Controlling healthcare costs requires that choices be made regarding how resources are allocated. Diseases that are caused or exacerbated by behavioral choices have been suggested as targets for restricting the allocation of both truly scarce resources (e.g., transplantable livers for patients with alcoholic cirrhosis) and fiscally scarce resources (e.g., percutaneous coronary intervention for obese smokers).24,25 Although withholding services from patients perceived to be responsible for their illnesses might reign in healthcare costs, this approach inappropriately forces physicians or government agencies to adjudicate the morality of prior health behaviors through selective rationing.26 Instead, governments and employers can and should try to curtail unhealthy behaviors by making it easier for people to choose short-term actions that are consistent with their own long-term interests. If we learn that incentive programs are less cost-effective than alternative means of promoting cardiovascular health, or that they carry unintended consequences such as encouraging certain people to adopt unhealthy behaviors so as to become eligible for incentives, then broadly implementing these interventions may be unwise. But given the promise of incentives to favorably modify behavior, we should not let inchoate views that the incentives themselves are unethical prevent us from studying them in earnest.

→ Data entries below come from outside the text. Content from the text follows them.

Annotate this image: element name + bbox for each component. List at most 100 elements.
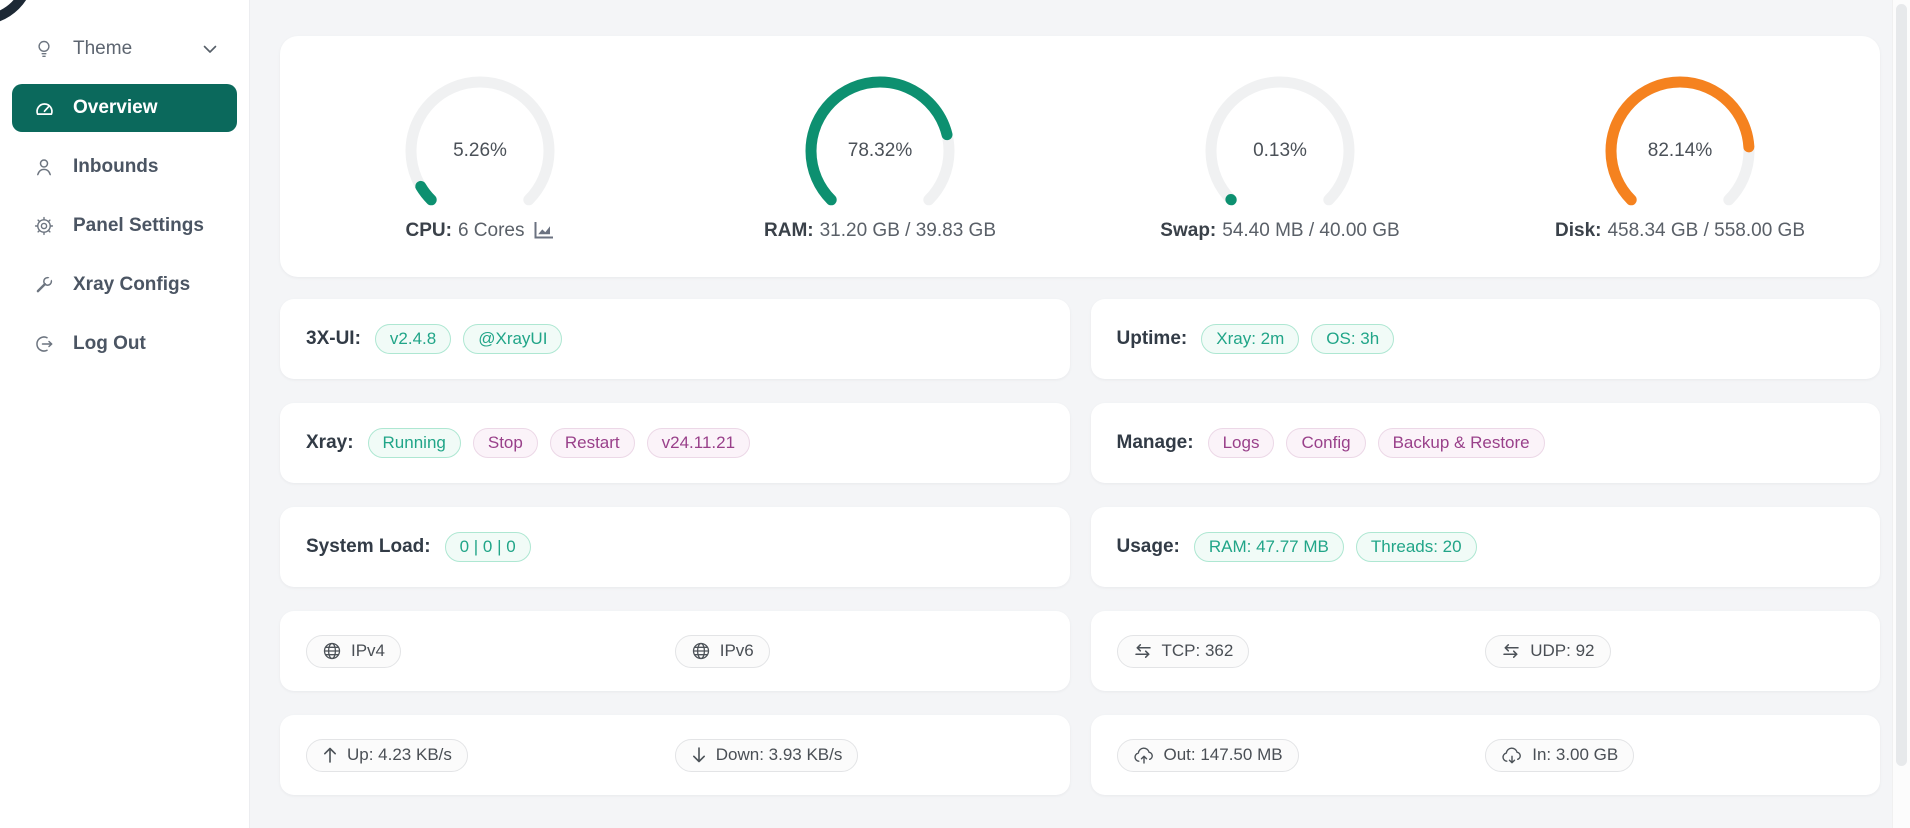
- pill-in-3-00-gb: In: 3.00 GB: [1485, 738, 1635, 772]
- tag-running: Running: [367, 428, 461, 458]
- tag-v2-4-8[interactable]: v2.4.8: [374, 324, 452, 354]
- arrow-up-icon: [322, 746, 338, 764]
- tag-ram-47-77-mb[interactable]: RAM: 47.77 MB: [1193, 532, 1344, 562]
- gauge-label-value: 31.20 GB / 39.83 GB: [819, 219, 996, 241]
- pill-slot: In: 3.00 GB: [1485, 738, 1854, 772]
- card-manage: Manage: Logs Config Backup & Restore: [1090, 403, 1880, 483]
- gauge-label-title: Swap:: [1160, 219, 1217, 241]
- card-traffic-total: Out: 147.50 MB In: 3.00 GB: [1090, 715, 1880, 795]
- tag-xray-2m: Xray: 2m: [1201, 324, 1300, 354]
- pill-label: Down: 3.93 KB/s: [715, 745, 843, 764]
- gauge-label: RAM: 31.20 GB / 39.83 GB: [764, 220, 996, 242]
- sidebar-nav: Theme Overview Inbounds Panel Settings Xray …: [0, 25, 249, 368]
- card-label: Usage:: [1116, 536, 1180, 557]
- tag-group: Running Stop Restart v24.11.21: [367, 428, 751, 458]
- corner-decoration: [0, 0, 35, 25]
- gauge-percent: 5.26%: [453, 139, 507, 161]
- tag-backup-restore[interactable]: Backup & Restore: [1377, 428, 1545, 458]
- gauge-label-title: Disk:: [1555, 219, 1602, 241]
- sidebar-item-log-out[interactable]: Log Out: [12, 320, 237, 368]
- scrollbar-thumb[interactable]: [1896, 4, 1907, 766]
- sidebar-item-label: Overview: [73, 97, 158, 118]
- pill-ipv4[interactable]: IPv4: [306, 634, 402, 668]
- tag-group: 0 | 0 | 0: [444, 532, 531, 562]
- gauge-ring: 82.14%: [1600, 72, 1760, 210]
- pill-label: IPv6: [719, 641, 754, 660]
- card-connections: TCP: 362 UDP: 92: [1090, 611, 1880, 691]
- sidebar: Theme Overview Inbounds Panel Settings Xray …: [0, 0, 250, 828]
- tag-group: Logs Config Backup & Restore: [1207, 428, 1545, 458]
- pill-slot: IPv4: [306, 634, 675, 668]
- tag-os-3h: OS: 3h: [1311, 324, 1395, 354]
- dashboard-icon: [32, 96, 56, 120]
- card-label: Uptime:: [1116, 328, 1188, 349]
- gauge-label-title: CPU:: [405, 219, 452, 241]
- pill-label: IPv4: [351, 641, 386, 660]
- system-stats-card: 5.26% CPU: 6 Cores 78.32% RAM: 31.20 GB …: [280, 36, 1880, 277]
- scrollbar[interactable]: [1892, 0, 1910, 828]
- sidebar-item-label: Inbounds: [73, 156, 159, 177]
- gauge-label: CPU: 6 Cores: [406, 220, 555, 242]
- sidebar-item-label: Xray Configs: [73, 274, 191, 295]
- gauge-percent: 0.13%: [1253, 139, 1307, 161]
- pill-out-147-50-mb: Out: 147.50 MB: [1116, 738, 1299, 772]
- pill-down-3-93-kb-s: Down: 3.93 KB/s: [674, 738, 859, 772]
- card-ip-addresses: IPv4 IPv6: [280, 611, 1070, 691]
- user-icon: [32, 155, 56, 179]
- sidebar-item-xray-configs[interactable]: Xray Configs: [12, 261, 237, 309]
- gauge-swap: 0.13% Swap: 54.40 MB / 40.00 GB: [1080, 72, 1480, 242]
- pill-slot: IPv6: [674, 634, 1044, 668]
- gauge-ram: 78.32% RAM: 31.20 GB / 39.83 GB: [680, 72, 1080, 242]
- cloud-download-icon: [1501, 746, 1523, 765]
- cloud-upload-icon: [1133, 746, 1155, 765]
- card-label: Manage:: [1116, 432, 1194, 453]
- sidebar-item-label: Theme: [73, 38, 133, 59]
- card-system-load: System Load: 0 | 0 | 0: [280, 507, 1070, 587]
- gauge-label-value: 458.34 GB / 558.00 GB: [1607, 219, 1805, 241]
- tag-threads-20: Threads: 20: [1355, 532, 1477, 562]
- tag-logs[interactable]: Logs: [1207, 428, 1275, 458]
- chart-icon[interactable]: [533, 221, 554, 240]
- card-network-speed: Up: 4.23 KB/s Down: 3.93 KB/s: [280, 715, 1070, 795]
- swap-arrows-icon: [1133, 642, 1153, 660]
- globe-icon: [691, 641, 711, 661]
- tag-v24-11-21[interactable]: v24.11.21: [646, 428, 751, 458]
- tag-config[interactable]: Config: [1286, 428, 1366, 458]
- pill-slot: Down: 3.93 KB/s: [674, 738, 1044, 772]
- tag-restart[interactable]: Restart: [549, 428, 635, 458]
- gauge-label: Swap: 54.40 MB / 40.00 GB: [1160, 220, 1399, 242]
- gauge-percent: 78.32%: [847, 139, 913, 161]
- gauge-ring: 0.13%: [1200, 72, 1360, 210]
- card-label: Xray:: [306, 432, 354, 453]
- card-usage: Usage: RAM: 47.77 MB Threads: 20: [1090, 507, 1880, 587]
- pill-ipv6[interactable]: IPv6: [674, 634, 770, 668]
- sidebar-item-overview[interactable]: Overview: [12, 84, 237, 132]
- sidebar-item-theme[interactable]: Theme: [12, 25, 237, 73]
- card-xray-status: Xray: Running Stop Restart v24.11.21: [280, 403, 1070, 483]
- sidebar-item-label: Log Out: [73, 333, 146, 354]
- tag-group: RAM: 47.77 MB Threads: 20: [1193, 532, 1477, 562]
- pill-label: Out: 147.50 MB: [1163, 745, 1283, 764]
- wrench-icon: [32, 273, 56, 297]
- card-label: System Load:: [306, 536, 431, 557]
- sidebar-item-panel-settings[interactable]: Panel Settings: [12, 202, 237, 250]
- tag-group: Xray: 2m OS: 3h: [1201, 324, 1395, 354]
- pill-tcp-362: TCP: 362: [1116, 634, 1250, 668]
- pill-label: UDP: 92: [1530, 641, 1595, 660]
- main-content: 5.26% CPU: 6 Cores 78.32% RAM: 31.20 GB …: [250, 0, 1892, 828]
- tag-xrayui[interactable]: @XrayUI: [463, 324, 563, 354]
- gauge-cpu: 5.26% CPU: 6 Cores: [280, 72, 680, 242]
- card-label: 3X-UI:: [306, 328, 361, 349]
- pill-slot: UDP: 92: [1485, 634, 1854, 668]
- gauge-disk: 82.14% Disk: 458.34 GB / 558.00 GB: [1480, 72, 1880, 242]
- info-cards-grid: 3X-UI: v2.4.8 @XrayUI Uptime: Xray: 2m OS: …: [280, 299, 1880, 795]
- gauge-label-value: 6 Cores: [457, 219, 525, 241]
- gauge-label: Disk: 458.34 GB / 558.00 GB: [1555, 220, 1805, 242]
- gear-icon: [32, 214, 56, 238]
- pill-slot: Out: 147.50 MB: [1116, 738, 1486, 772]
- card-uptime: Uptime: Xray: 2m OS: 3h: [1090, 299, 1880, 379]
- sidebar-item-inbounds[interactable]: Inbounds: [12, 143, 237, 191]
- tag-group: v2.4.8 @XrayUI: [374, 324, 563, 354]
- tag-stop[interactable]: Stop: [472, 428, 538, 458]
- chevron-down-icon: [203, 45, 217, 54]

Funding Acknowledgement Dr. Halpern is supported by a Greenwall Foundation Faculty Scholar Award in Bioethics. Dr. Volpp’s effort on this paper was supported by VA Health Services Research and Development, CDC R01 DP001168-01, and NHLBI R01HL090929-0. These sponsors had no role in the development of this manuscript.
Disclosures Dr. Volpp has received funding for investigator-initiated research on medication adherence from Pfizer, Inc. and the Aetna Foundation and has received funding from Astra Zeneca to convene a conference on medication adherence. He has served as a consultant for McKinsey, Inc. and received honoraria from Aetna, Inc. for serving as a guest speaker at a one-day conference. We have no other potential competing interests to disclose.